It looked like a cut-and-dry case. He was going to be the spy who went out in the cold. The one who didn’t say “never say never again.” Dr No Thanks. But with the announcement this week that Daniel Craig is staying on to have one final stab at the role of James Bond, it’s become a case of Resign Another Day.
A fifth outing in the part will nudge Craig ahead of Pierce Brosnan (four) and comfortably outstrip Timothy Dalton (two) and George Lazenby (one) while leaving him a couple short of both Sean Connery (seven) and Roger Moore (also seven, though consecutive where Connery’s run was not).
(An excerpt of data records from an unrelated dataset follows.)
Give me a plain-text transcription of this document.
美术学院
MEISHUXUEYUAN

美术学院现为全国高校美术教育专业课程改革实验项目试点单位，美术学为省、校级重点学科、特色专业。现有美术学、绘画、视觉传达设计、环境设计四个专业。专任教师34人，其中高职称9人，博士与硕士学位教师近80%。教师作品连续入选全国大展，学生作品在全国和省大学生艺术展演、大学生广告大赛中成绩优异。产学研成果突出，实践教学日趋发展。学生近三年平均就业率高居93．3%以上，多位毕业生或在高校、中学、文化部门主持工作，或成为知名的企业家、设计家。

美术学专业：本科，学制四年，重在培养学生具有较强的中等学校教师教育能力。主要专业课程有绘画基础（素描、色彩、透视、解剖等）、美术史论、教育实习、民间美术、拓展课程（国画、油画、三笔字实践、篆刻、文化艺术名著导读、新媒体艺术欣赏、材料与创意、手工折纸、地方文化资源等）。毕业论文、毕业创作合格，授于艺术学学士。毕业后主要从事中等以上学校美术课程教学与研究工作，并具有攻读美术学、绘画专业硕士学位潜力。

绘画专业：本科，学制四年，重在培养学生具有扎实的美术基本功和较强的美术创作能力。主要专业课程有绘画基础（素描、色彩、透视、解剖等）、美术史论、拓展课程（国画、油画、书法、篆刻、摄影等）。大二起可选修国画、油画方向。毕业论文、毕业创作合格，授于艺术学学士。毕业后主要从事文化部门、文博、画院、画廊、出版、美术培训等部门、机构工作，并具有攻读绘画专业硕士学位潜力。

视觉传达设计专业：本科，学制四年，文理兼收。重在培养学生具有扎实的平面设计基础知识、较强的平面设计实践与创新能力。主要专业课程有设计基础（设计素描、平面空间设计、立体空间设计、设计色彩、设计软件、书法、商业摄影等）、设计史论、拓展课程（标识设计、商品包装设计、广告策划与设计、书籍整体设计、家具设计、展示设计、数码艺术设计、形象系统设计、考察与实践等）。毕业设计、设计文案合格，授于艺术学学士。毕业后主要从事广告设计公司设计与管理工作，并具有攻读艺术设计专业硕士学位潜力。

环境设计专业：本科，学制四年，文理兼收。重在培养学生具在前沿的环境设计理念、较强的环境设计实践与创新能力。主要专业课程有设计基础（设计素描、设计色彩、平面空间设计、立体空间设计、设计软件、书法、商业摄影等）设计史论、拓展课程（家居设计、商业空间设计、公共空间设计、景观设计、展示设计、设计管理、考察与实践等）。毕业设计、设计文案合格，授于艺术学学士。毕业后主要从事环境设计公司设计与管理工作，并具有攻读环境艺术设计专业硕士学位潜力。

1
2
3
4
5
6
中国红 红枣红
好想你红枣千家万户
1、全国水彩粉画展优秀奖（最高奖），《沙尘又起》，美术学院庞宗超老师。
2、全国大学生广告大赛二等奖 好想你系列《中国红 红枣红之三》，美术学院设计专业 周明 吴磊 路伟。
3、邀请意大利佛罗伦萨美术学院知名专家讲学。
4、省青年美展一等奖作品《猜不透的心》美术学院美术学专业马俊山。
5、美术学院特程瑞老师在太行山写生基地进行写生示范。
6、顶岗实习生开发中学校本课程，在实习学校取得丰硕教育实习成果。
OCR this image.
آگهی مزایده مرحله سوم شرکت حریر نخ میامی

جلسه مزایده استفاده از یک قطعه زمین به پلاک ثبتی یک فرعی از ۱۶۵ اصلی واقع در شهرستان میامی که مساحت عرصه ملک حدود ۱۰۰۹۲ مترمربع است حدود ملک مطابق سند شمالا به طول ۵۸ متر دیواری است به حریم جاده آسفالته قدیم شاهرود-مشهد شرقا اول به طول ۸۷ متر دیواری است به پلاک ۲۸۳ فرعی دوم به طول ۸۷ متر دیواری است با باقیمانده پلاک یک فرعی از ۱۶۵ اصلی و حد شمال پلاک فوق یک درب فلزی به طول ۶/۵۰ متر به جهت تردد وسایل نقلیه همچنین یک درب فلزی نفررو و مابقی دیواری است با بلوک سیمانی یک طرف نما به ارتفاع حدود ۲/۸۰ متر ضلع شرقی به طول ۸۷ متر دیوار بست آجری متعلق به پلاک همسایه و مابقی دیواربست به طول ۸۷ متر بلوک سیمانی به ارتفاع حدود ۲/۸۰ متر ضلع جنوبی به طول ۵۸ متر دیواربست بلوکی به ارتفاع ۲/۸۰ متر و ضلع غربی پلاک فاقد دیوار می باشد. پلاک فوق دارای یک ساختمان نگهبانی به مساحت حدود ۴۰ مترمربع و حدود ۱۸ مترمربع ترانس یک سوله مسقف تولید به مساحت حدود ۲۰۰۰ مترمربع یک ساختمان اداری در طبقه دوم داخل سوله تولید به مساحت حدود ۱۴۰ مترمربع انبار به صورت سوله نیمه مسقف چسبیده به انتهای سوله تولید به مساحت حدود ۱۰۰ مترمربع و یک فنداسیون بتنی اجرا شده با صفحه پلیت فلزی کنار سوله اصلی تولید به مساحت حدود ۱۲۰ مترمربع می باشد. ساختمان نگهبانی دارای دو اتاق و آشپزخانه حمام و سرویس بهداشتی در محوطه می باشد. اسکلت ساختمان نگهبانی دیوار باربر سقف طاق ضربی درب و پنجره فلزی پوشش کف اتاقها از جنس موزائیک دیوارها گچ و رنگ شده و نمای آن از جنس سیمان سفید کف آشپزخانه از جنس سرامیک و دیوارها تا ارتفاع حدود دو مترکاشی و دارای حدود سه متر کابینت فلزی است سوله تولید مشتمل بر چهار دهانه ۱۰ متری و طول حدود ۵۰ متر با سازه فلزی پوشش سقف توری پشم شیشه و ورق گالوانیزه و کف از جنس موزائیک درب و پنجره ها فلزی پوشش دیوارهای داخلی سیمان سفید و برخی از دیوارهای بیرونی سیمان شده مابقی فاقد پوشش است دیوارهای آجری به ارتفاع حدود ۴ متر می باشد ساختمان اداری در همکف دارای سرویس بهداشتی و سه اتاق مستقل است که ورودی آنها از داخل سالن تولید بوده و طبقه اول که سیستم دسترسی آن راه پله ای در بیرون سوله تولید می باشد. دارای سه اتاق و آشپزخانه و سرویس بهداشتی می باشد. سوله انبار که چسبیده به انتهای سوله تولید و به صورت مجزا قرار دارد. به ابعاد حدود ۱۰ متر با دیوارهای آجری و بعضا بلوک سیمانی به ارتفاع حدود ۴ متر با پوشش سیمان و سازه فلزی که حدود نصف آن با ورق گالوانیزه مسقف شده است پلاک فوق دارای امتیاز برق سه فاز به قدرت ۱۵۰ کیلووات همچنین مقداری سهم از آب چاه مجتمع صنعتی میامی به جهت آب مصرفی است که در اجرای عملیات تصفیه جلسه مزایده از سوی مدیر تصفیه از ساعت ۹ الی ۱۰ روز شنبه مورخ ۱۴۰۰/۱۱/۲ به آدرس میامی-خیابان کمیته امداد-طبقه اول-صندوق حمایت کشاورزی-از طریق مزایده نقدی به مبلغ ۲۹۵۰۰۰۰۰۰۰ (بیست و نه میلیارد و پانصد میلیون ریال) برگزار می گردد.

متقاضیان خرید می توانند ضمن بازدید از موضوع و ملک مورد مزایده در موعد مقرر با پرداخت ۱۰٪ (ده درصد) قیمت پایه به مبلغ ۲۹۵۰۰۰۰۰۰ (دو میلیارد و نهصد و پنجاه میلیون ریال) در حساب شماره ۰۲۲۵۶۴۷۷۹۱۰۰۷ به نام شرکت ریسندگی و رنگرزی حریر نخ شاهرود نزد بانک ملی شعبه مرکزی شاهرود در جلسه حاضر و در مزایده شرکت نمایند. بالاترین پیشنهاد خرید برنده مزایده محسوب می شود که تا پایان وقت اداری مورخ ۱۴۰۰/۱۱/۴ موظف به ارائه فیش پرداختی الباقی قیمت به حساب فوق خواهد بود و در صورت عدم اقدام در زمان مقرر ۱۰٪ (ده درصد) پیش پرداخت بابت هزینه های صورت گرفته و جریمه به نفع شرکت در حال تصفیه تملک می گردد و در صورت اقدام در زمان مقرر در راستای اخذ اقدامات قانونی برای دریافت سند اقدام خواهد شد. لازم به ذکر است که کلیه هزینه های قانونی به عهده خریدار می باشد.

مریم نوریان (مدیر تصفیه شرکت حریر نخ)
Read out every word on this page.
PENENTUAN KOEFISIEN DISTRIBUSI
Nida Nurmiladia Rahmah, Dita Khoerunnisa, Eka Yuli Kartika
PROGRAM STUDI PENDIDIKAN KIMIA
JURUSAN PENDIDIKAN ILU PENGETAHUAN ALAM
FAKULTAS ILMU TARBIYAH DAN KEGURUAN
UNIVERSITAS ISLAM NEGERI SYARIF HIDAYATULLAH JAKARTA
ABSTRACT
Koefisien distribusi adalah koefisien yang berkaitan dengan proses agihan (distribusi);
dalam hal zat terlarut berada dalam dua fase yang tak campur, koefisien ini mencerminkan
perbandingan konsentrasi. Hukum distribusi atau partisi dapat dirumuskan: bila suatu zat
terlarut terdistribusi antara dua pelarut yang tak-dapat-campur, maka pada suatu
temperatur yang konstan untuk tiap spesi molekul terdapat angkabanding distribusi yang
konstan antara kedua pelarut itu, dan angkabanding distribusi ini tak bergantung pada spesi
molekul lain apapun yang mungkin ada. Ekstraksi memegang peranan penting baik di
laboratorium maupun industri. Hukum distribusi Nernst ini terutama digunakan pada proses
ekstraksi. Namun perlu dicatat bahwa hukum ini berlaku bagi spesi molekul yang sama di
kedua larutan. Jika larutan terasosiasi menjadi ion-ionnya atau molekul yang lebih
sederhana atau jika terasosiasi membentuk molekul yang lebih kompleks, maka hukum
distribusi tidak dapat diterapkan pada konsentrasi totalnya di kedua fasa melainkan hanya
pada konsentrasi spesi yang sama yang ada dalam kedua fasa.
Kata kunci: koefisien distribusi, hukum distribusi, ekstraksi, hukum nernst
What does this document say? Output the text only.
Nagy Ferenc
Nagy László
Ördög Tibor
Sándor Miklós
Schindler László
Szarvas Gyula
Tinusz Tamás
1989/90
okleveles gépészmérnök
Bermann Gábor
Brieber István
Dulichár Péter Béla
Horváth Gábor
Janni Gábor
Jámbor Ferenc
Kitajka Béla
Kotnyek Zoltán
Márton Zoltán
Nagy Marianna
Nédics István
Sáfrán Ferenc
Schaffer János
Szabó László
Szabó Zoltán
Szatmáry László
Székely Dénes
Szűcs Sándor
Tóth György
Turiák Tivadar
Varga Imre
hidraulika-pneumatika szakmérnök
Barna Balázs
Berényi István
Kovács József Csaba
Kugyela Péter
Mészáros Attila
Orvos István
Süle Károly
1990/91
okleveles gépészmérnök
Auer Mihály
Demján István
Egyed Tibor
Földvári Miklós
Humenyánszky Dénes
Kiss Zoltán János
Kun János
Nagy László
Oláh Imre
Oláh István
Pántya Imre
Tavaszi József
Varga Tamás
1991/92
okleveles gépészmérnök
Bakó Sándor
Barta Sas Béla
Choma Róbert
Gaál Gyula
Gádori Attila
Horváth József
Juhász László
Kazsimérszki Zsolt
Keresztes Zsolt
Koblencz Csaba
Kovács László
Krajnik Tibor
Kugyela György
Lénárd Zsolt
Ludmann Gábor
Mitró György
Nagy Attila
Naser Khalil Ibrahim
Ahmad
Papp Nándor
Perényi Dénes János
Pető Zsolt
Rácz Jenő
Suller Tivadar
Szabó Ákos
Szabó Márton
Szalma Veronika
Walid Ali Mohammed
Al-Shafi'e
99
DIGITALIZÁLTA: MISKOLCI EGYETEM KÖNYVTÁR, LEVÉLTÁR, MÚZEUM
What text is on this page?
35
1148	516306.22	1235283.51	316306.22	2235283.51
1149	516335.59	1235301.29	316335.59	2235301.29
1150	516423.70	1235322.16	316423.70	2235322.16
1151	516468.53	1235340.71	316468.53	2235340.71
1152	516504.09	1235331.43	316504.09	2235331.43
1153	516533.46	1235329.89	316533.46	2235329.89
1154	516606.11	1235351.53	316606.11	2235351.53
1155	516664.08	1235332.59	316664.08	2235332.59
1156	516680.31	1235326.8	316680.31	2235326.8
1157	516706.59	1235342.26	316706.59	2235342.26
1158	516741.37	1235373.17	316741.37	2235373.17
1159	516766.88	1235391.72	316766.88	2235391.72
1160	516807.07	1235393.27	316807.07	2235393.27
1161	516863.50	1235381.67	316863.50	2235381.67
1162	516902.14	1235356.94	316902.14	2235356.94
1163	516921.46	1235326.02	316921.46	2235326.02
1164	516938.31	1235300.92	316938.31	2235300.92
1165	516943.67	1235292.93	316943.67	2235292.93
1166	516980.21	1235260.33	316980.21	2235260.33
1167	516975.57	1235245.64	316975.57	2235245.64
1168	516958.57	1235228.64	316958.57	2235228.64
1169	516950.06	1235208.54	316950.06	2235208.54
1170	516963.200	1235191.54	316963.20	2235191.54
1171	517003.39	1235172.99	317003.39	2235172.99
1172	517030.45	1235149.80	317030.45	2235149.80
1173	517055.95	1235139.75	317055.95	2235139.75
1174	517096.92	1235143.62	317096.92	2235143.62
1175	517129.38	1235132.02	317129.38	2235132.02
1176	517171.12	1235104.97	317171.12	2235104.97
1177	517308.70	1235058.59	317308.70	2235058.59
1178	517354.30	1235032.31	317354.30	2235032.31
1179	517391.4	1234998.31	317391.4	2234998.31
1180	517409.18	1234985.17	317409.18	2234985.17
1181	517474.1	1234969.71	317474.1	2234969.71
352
But it’s the quality not the quantity that counts and Craig has been consistently intriguing and surprising, whether the films themselves have been (Casino Royale, Quantum of Solace) or not (Skyfall, Spectre). He has also attracted compliments where it counts. Moore, who died earlier this year, referred to Craig as “the Bond.” Are you going to argue with the man who leapt across a row of snapping crocodiles in Live and Let Die, survived the G-force simulator in Moonraker, told a tiger to “Sit!” in Octopussy and went to bed with Grace Jones in A View to a Kill? Thought not.
I’m glad in one way that Craig has chosen not to leave just yet. He has one of the best heads in the industry. I’m not talking about his business acumen – I mean his actual head, a cross between a breeze-block and a bullet, with distinctive jutting ears stuck on the sides for good measure. He looks formidable before he even produces a weapon. What’s more, he casts the most easily-identifiable shadow since Mickey Mouse. His appeal is not just physical though. His is a genuinely layered and troubled Bond, something which the films immediately prior to his own tried to evoke, but which seemed slightly beyond the range of Pierce Brosnan – who, let it be noted, had some tremendous moments of befuddlement in GoldenEye (the one where Judi Dench, as M, gives him that memorable dressing-down in which she calls him a “dinosaur”) and even came close to a Craigian callousness in The World Is Not Enough.
In the end, it was Brosnan who was not enough. Not dangerous, intelligent, damaged enough. Craig has the whole package. If you’ve seen Casino Royale, and you have forgotten the intermingled strains of pain, resentment and vulnerability that he brought to one cruel line near the end of the film (“The bitch is dead”), then I envy you. I can still hear his chilling delivery.
Any reservations I feel about his return in the next Bond movie, which is scheduled for November 2019, can be traced to an eagerness to see what else he will do once he hangs up his holster and tuxedo. He was a fine actor before Bond (check out Love is the Devil, The Mother and the BBC’s Our Friends in the North for proof) but has not made such a strong impression so far in extra-curricular parts during his tenure as 007. (He will shortly be seen in Steven Soderbergh’s heist movie Logan Lucky.) It will be exciting to witness what he can do once he is a free agent – or rather, not an agent any more at all.
It would have been nice and neat for Craig to have bowed out with Spectre. It wasn’t an impressive piece of filmmaking by any stretch of the imagination but it dropped so many hints about its hero’s demise that it felt like a natural swansong. Bond is first seen in Spectre wearing a skull mask during Day of the Dead celebrations in Mexico City. In scenes later on in London, he learns that plans are afoot to sack him. Switching on a radio, he is greeted by “New York, New York”, the lyrics of which have P45 stamped all over them: “Start spreading the news/I’m leaving today.” His off-screen antipathy in interviews towards the idea of being bound to Bond only fuelled the rumour that it was curtains for him.
But though he said straight after finishing Spectre that if he played Bond again it would only be for the dough, no one should doubt his commitment. “I get paid a lot of money to do something I love to do,” he said in 2011, when Skyfall was still in the planning stages. “And whatever it is—the way I was brought up, or whatever—I feel if you’re getting paid you should put the work in. Maybe I’m stupid and everyone’s looking at me and saying: ‘Chill out, take the money and run.’ I can’t do that. I feel the more we put into it, the more we’ll get out. How best can we spend all this money? You don’t just take it and go, ‘Yay! See ya!’ I want millions of people to watch the movie. So why not make it good?”